Дни переборки книг, приведения в порядок книжных полок были праздниками. Тюрюканов, например, считал, что большей радости лично он не испытывал. Они могли возиться целый день. Зубр брал книгу, листал, вспоминал, что у него с ней было связано, какие мысли, возражения она возбудила, с каждой был свой спор, свои отношения. «Нет, это не тот Фомин, который… Это другой, не путай, он в таком-то году то-то сделал, а брат его…» И начинался рассказ про автора. Он не так про книгу любил, как про автора. И так книжка за книжкой.
Любовь к книгам Зубр считал врожденным качеством.

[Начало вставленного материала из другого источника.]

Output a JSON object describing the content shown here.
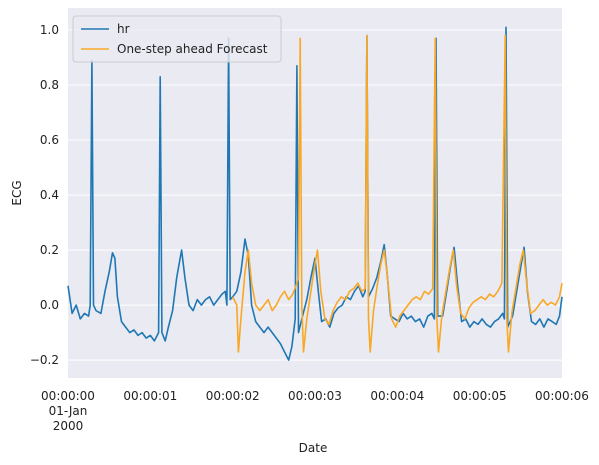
{
  "chart_data": {
    "type": "line",
    "xlabel": "Date",
    "ylabel": "ECG",
    "xlim": [
      0,
      6
    ],
    "ylim": [
      -0.265,
      1.08
    ],
    "xticks": [
      {
        "value": 0,
        "label": "00:00:00\n01-Jan\n2000"
      },
      {
        "value": 1,
        "label": "00:00:01"
      },
      {
        "value": 2,
        "label": "00:00:02"
      },
      {
        "value": 3,
        "label": "00:00:03"
      },
      {
        "value": 4,
        "label": "00:00:04"
      },
      {
        "value": 5,
        "label": "00:00:05"
      },
      {
        "value": 6,
        "label": "00:00:06"
      }
    ],
    "yticks": [
      {
        "value": -0.2,
        "label": "−0.2"
      },
      {
        "value": 0,
        "label": "0.0"
      },
      0.2,
      0.4,
      0.6,
      0.8,
      {
        "value": 1,
        "label": "1.0"
      }
    ],
    "grid": "y",
    "background": "#eaeaf2",
    "legend": "upper left",
    "series": [
      {
        "name": "hr",
        "color": "#1f77b4",
        "x": [
          0.0,
          0.05,
          0.1,
          0.15,
          0.2,
          0.25,
          0.27,
          0.29,
          0.31,
          0.34,
          0.4,
          0.45,
          0.5,
          0.54,
          0.57,
          0.6,
          0.65,
          0.7,
          0.75,
          0.8,
          0.85,
          0.9,
          0.95,
          1.0,
          1.05,
          1.1,
          1.12,
          1.14,
          1.18,
          1.22,
          1.27,
          1.32,
          1.38,
          1.42,
          1.47,
          1.52,
          1.57,
          1.62,
          1.67,
          1.72,
          1.77,
          1.82,
          1.87,
          1.91,
          1.93,
          1.95,
          1.97,
          2.0,
          2.05,
          2.1,
          2.15,
          2.19,
          2.23,
          2.28,
          2.33,
          2.38,
          2.43,
          2.48,
          2.53,
          2.58,
          2.63,
          2.68,
          2.72,
          2.76,
          2.78,
          2.8,
          2.84,
          2.9,
          2.95,
          3.0,
          3.04,
          3.08,
          3.13,
          3.18,
          3.23,
          3.28,
          3.33,
          3.38,
          3.43,
          3.48,
          3.53,
          3.58,
          3.61,
          3.63,
          3.65,
          3.7,
          3.75,
          3.8,
          3.84,
          3.88,
          3.92,
          3.97,
          4.02,
          4.07,
          4.12,
          4.17,
          4.22,
          4.27,
          4.32,
          4.37,
          4.42,
          4.45,
          4.47,
          4.49,
          4.55,
          4.6,
          4.65,
          4.69,
          4.73,
          4.78,
          4.83,
          4.88,
          4.93,
          4.98,
          5.03,
          5.08,
          5.13,
          5.18,
          5.23,
          5.28,
          5.3,
          5.32,
          5.34,
          5.4,
          5.45,
          5.5,
          5.54,
          5.58,
          5.63,
          5.68,
          5.73,
          5.78,
          5.83,
          5.88,
          5.93,
          5.97,
          6.0
        ],
        "values": [
          0.07,
          -0.03,
          0.0,
          -0.05,
          -0.03,
          -0.04,
          0.0,
          0.89,
          0.0,
          -0.02,
          -0.03,
          0.05,
          0.12,
          0.19,
          0.17,
          0.03,
          -0.06,
          -0.08,
          -0.1,
          -0.09,
          -0.11,
          -0.1,
          -0.12,
          -0.11,
          -0.13,
          -0.1,
          0.83,
          -0.1,
          -0.13,
          -0.08,
          -0.02,
          0.1,
          0.2,
          0.1,
          0.0,
          -0.02,
          0.02,
          0.0,
          0.02,
          0.03,
          0.0,
          0.02,
          0.04,
          0.05,
          0.0,
          0.97,
          0.02,
          0.03,
          0.05,
          0.12,
          0.24,
          0.18,
          0.0,
          -0.06,
          -0.08,
          -0.1,
          -0.08,
          -0.1,
          -0.12,
          -0.14,
          -0.17,
          -0.2,
          -0.15,
          -0.05,
          0.87,
          -0.1,
          -0.05,
          0.02,
          0.1,
          0.17,
          0.05,
          -0.06,
          -0.05,
          -0.08,
          -0.03,
          -0.01,
          0.0,
          0.03,
          0.02,
          0.05,
          0.07,
          0.03,
          0.05,
          0.98,
          0.03,
          0.06,
          0.1,
          0.16,
          0.22,
          0.1,
          -0.04,
          -0.05,
          -0.06,
          -0.03,
          -0.05,
          -0.04,
          -0.06,
          -0.05,
          -0.08,
          -0.04,
          -0.03,
          -0.05,
          0.97,
          -0.04,
          -0.04,
          0.05,
          0.15,
          0.21,
          0.08,
          -0.06,
          -0.05,
          -0.08,
          -0.06,
          -0.07,
          -0.05,
          -0.07,
          -0.08,
          -0.06,
          -0.05,
          -0.03,
          -0.05,
          1.01,
          -0.08,
          -0.04,
          0.05,
          0.14,
          0.21,
          0.05,
          -0.06,
          -0.07,
          -0.05,
          -0.08,
          -0.05,
          -0.06,
          -0.07,
          -0.04,
          0.03
        ]
      },
      {
        "name": "One-step ahead Forecast",
        "color": "#f9a825",
        "x": [
          2.0,
          2.05,
          2.07,
          2.1,
          2.15,
          2.19,
          2.23,
          2.28,
          2.33,
          2.38,
          2.43,
          2.48,
          2.53,
          2.58,
          2.63,
          2.68,
          2.73,
          2.78,
          2.8,
          2.82,
          2.84,
          2.86,
          2.9,
          2.95,
          3.0,
          3.03,
          3.07,
          3.12,
          3.17,
          3.22,
          3.27,
          3.32,
          3.37,
          3.42,
          3.47,
          3.52,
          3.57,
          3.61,
          3.63,
          3.65,
          3.67,
          3.71,
          3.76,
          3.8,
          3.84,
          3.88,
          3.93,
          3.98,
          4.03,
          4.08,
          4.13,
          4.18,
          4.23,
          4.28,
          4.33,
          4.38,
          4.43,
          4.46,
          4.48,
          4.5,
          4.54,
          4.59,
          4.64,
          4.68,
          4.72,
          4.77,
          4.82,
          4.87,
          4.92,
          4.97,
          5.02,
          5.07,
          5.12,
          5.17,
          5.22,
          5.27,
          5.31,
          5.33,
          5.35,
          5.39,
          5.44,
          5.49,
          5.53,
          5.57,
          5.62,
          5.67,
          5.72,
          5.77,
          5.82,
          5.87,
          5.92,
          5.97,
          6.0
        ],
        "values": [
          0.03,
          0.0,
          -0.17,
          -0.05,
          0.12,
          0.2,
          0.08,
          0.0,
          -0.02,
          0.0,
          0.02,
          -0.02,
          0.0,
          0.03,
          0.05,
          0.02,
          0.04,
          0.08,
          0.1,
          0.97,
          0.0,
          -0.17,
          -0.05,
          0.05,
          0.15,
          0.2,
          0.05,
          -0.05,
          -0.07,
          -0.02,
          0.01,
          0.03,
          0.02,
          0.05,
          0.06,
          0.08,
          0.05,
          0.06,
          0.98,
          -0.05,
          -0.17,
          -0.02,
          0.08,
          0.15,
          0.2,
          0.1,
          -0.05,
          -0.08,
          -0.04,
          -0.02,
          0.0,
          0.02,
          0.03,
          0.02,
          0.05,
          0.04,
          0.06,
          0.97,
          -0.05,
          -0.17,
          -0.04,
          0.05,
          0.14,
          0.2,
          0.07,
          -0.03,
          -0.05,
          -0.01,
          0.01,
          0.02,
          0.03,
          0.02,
          0.04,
          0.03,
          0.05,
          0.08,
          0.98,
          -0.05,
          -0.17,
          -0.03,
          0.06,
          0.15,
          0.2,
          0.08,
          -0.03,
          -0.02,
          0.0,
          0.02,
          0.0,
          0.01,
          0.0,
          0.03,
          0.08
        ]
      }
    ]
  }
}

Тюрюканов вспомнил, как они писали вместе статью:
— Разумеется, основополагающую, мы других не писали. Страниц двадцать на машинке получилось — биосфера, почвы, то да се. Двадцать страниц, и все от себя, никаких ссылок. Я говорю: неудобно, нужны, как водится, цитаты, ссылки. Конечно, на это Энвэ заругался. С какой, говорит, стати! «Да разве мы с тобой не сами, не своим ходом шли, чего мы будем сажать себе кого-то на шею?..» Ругался, ругался, потом бурчит: «Ну, кто там у нас больше всех строчил по этому вопросу и ничего в нем не понимает? Утех всегда длинные списки литературы». Достаю какой-то талмуд и нахожу огромный список литературы. Пошли мы по алфавиту. Моя обязанность читать имя автора. Идет Аболин. Он повторяет: «Аболин, Аболин, по-моему, подвергался гонениям. Ну тогда ставь галочку. Дальше?..» — «Берг», — говорю. «Лев Семенович? Упомянуть надо, хороший человек. Но сколько там Берга?.. Шесть названий… Куда, к черту, это не годится, давай четыре. Дальше?.. Вернадский… Вернадский — душка… Шестнадцать его?.. Много. При всем уважении оставим девять». Так мы и шли: «Это приличный человек, это цивилизованный господин, а это путаник, этот — прощелыга». Набралось примерно двести из шестисот. Так много нашел он достойных людей. Происходил поучительный, интереснейший отбор. Затем производили дальнейшую чистку, уже с развернутыми характеристиками авторских взглядов, пока не ужали до полусотни. Он говорит: «А где мы эту пеструю компанию цитировать будем? О господи Иисусе, давай читай нашу статью». Читаю первую фразу: «За последние годы в современном естествознании было много сделано в том-то и том-то…» «Вот, — говорит, — тут пиши скобку, и с первого до пятидесятого сюда вбухаем, в конец». Так и сделали, все были довольны, ничего читать не надо.